GSA Annual Meeting, November 5-8, 2001

Paper No. 0
Presentation Time: 2:00 PM

ESTIMATING INDIANA GROUNDWATER AGE FROM TRITIUM ACTIVITIES


WADE, Shirley C., LEAP, Darrell I. and FRITZ, Steven J., Earth and Atmospheric Sciences, Purdue Univ, 1397 Civil Engineering Building, West Lafayette, IN 47906, swade3@purdue.edu

As part of a groundwater susceptibility evaluation the Indiana Department of Environmental Management (IDEM) has generated a database of groundwater tritium activities throughout the state. This database provides an opportunity to study the distribution of groundwater ages throughout Indiana. In order to interpret the distribution of groundwater ages; however, the tritium activities had to first be converted to groundwater ages based on a geographically representative tritium input function and an appropriate mixing model.

Separate tritium input functions were developed for recharge in Northern, Central, and Southern Indiana. The input functions were based on records of tritium in precipitation over the period of 1953 to 1998 in St.
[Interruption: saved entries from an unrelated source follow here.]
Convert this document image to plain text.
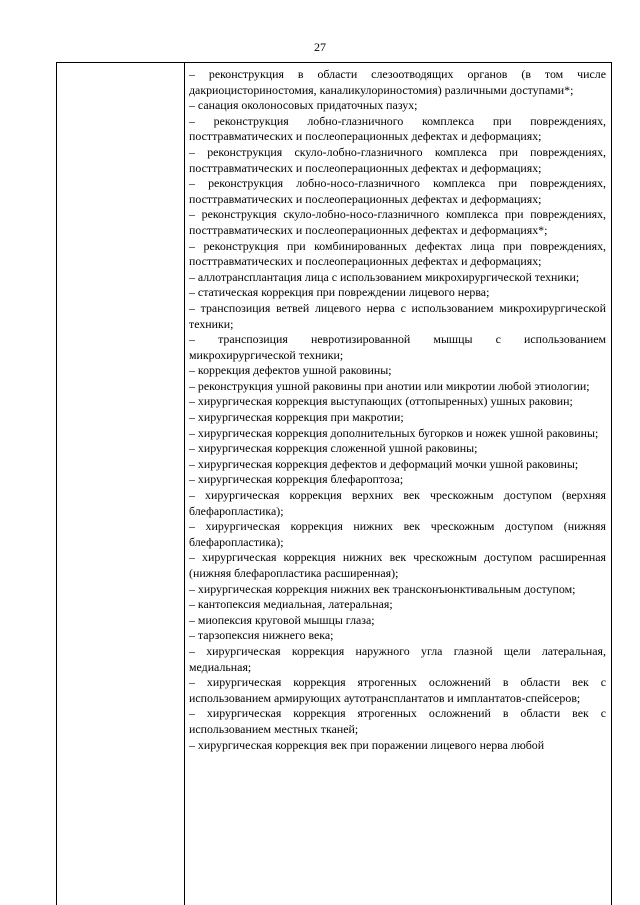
27

– реконструкция в области слезоотводящих органов (в том числе дакриоцисториностомия, каналикулориностомия) различными доступами*;

– санация околоносовых придаточных пазух;

– реконструкция лобно-глазничного комплекса при повреждениях, посттравматических и послеоперационных дефектах и деформациях;

– реконструкция скуло-лобно-глазничного комплекса при повреждениях, посттравматических и послеоперационных дефектах и деформациях;

– реконструкция лобно-носо-глазничного комплекса при повреждениях, посттравматических и послеоперационных дефектах и деформациях;

– реконструкция скуло-лобно-носо-глазничного комплекса при повреждениях, посттравматических и послеоперационных дефектах и деформациях*;

– реконструкция при комбинированных дефектах лица при повреждениях, посттравматических и послеоперационных дефектах и деформациях;

– аллотрансплантация лица с использованием микрохирургической техники;

– статическая коррекция при повреждении лицевого нерва;

– транспозиция ветвей лицевого нерва с использованием микрохирургической техники;

– транспозиция невротизированной мышцы с использованием микрохирургической техники;

– коррекция дефектов ушной раковины;

– реконструкция ушной раковины при анотии или микротии любой этиологии;

– хирургическая коррекция выступающих (оттопыренных) ушных раковин;

– хирургическая коррекция при макротии;

– хирургическая коррекция дополнительных бугорков и ножек ушной раковины;

– хирургическая коррекция сложенной ушной раковины;

– хирургическая коррекция дефектов и деформаций мочки ушной раковины;

– хирургическая коррекция блефароптоза;

– хирургическая коррекция верхних век чрескожным доступом (верхняя блефаропластика);

– хирургическая коррекция нижних век чрескожным доступом (нижняя блефаропластика);

– хирургическая коррекция нижних век чрескожным доступом расширенная (нижняя блефаропластика расширенная);

– хирургическая коррекция нижних век трансконъюнктивальным доступом;

– кантопексия медиальная, латеральная;

– миопексия круговой мышцы глаза;

– тарзопексия нижнего века;

– хирургическая коррекция наружного угла глазной щели латеральная, медиальная;

– хирургическая коррекция ятрогенных осложнений в области век с использованием армирующих аутотрансплантатов и имплантатов-спейсеров;

– хирургическая коррекция ятрогенных осложнений в области век с использованием местных тканей;

– хирургическая коррекция век при поражении лицевого нерва любой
Louis, MO; Chicago, IL; and Ottawa, ON; as well as limited data for tritium in surface water and rain in Lafayette, IN. Yearly average tritium activities were calculated for the stations by weighting summer and winter months according to the fraction of recharge expected for those months. That fraction was previously determined by another researcher using stable oxygen and hydrogen isotopes.

Apparent groundwater age can be estimated directly from tritium precipitation records corrected for first order decay. However, some amount of hydrodynamic dispersion is likely to occur. Therefore, a mixing model was used to more accurately estimate groundwater ages by accounting for attenuation of tritium levels due to advective dispersion and diffusion. The mixing model approximates the dispersion and diffusion processes by assuming a gaussian distribution of tritium activities. The decay corrected precipitation input function served as model input and groundwater ages were estimated by comparing model calculated activities with groundwater tritium activities.

Finally the estimated groundwater ages can be compared with hydrogeology and interpreted in terms of recharge patterns. The results of that analysis will be presented in a later paper.